In Wien hatte ich gleichzeitig noch eine zweite, für unsere Museen ebenso bedeutungsvolle Berufung vorbereiten helfen, die bald nach Lippmanns Ernennung entschieden wurde: die meines Lehrers und Freundes Alexander Conze zum Direktor der Antikensammlung. Schoene hatte auf ihn, den wenige Jahre Älteren, den er als Archäologen und Menschen kannte und hochschätzte, von vornherein ein Auge geworfen und hielt daran fest, als sich gerade damals Aussicht zur Verwirklichung seiner durch Graf Usedom hintertriebenen Pläne bot. Der Generaldirektor fühlte sich nämlich gedrungen, unter dem Drucke aller Anklagen, die er nicht entkräften konnte, und entrüstet über die Verhandlungen betreffs wichtiger Berufungen gegen seinen Willen, Anfang September wieder einmal sein Entlassungsgesuch direkt beim Kaiser einzureichen, und veranlaßte gleichzeitig den seit Monaten beurlaubten Direktor Boetticher, den er selbst nach allen Vorkommnissen nicht halten zu können glaubte, zu dem gleichen Schritte. Boettichers Pensionierung erhielt, einige Zeit darauf, die Sanktion des Kaisers, aber von Graf Usedom wollte er sich nicht trennen. Doch gestattete er wenigstens die Lösung der wichtigsten Fragen ohne und selbst gegen ihn, nach den Verabredungen, die wir im Neuen Palais im Oktober treffen durften.

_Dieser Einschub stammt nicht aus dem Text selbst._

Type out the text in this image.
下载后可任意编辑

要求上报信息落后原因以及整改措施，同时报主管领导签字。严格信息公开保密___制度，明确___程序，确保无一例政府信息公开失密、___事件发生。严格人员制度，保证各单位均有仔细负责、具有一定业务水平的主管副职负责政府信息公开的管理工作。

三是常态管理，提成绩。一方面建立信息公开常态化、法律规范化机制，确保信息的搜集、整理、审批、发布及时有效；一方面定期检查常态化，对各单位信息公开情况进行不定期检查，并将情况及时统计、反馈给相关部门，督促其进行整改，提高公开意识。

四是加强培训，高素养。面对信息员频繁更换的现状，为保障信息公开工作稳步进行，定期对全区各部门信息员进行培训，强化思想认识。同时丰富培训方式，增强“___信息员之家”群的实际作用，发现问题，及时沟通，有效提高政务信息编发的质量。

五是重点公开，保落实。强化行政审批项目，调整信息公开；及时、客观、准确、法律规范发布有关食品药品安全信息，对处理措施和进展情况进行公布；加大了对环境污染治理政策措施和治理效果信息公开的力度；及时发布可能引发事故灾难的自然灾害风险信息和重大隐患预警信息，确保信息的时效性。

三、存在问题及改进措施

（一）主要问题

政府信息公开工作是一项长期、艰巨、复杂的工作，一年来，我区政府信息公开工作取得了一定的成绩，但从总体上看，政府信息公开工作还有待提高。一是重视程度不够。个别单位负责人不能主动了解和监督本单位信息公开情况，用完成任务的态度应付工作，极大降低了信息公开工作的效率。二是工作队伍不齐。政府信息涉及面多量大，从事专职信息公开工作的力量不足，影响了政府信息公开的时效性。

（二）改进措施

Für mich persönlich war bei diesen Veränderungen nichts herausgekommen als der Haß aller, die ich hatte beseitigen helfen. Ich blieb nach wie vor »bis auf weiteres« Assistent bei der Antikensammlung mit dem Auftrag, bei der Gemäldegalerie als Assistent Dienst zu tun. Das alles mit einem Gehalt von anfangs 600 Talern, später 800 Talern und 180 Talern Wohnungsgeldzuschuß! Graf Usedom war nicht zu bewegen, den Antrag auf Schaffung eines Assistentenpostens an der Galerie für den Etat anzumelden, wie mir schon sechs Jahre früher bei meiner Berufung versprochen war, und das Ministerium[145] speiste mich mit schönen Reden und dem Versprechen einer gele gentlichen Remuneration für die Vertretung beider Stellen ab. Man wußte dort, daß mir an der Förderung unserer Sammlungen mehr gelegen war als an persönlichem Vorteil und Ehren.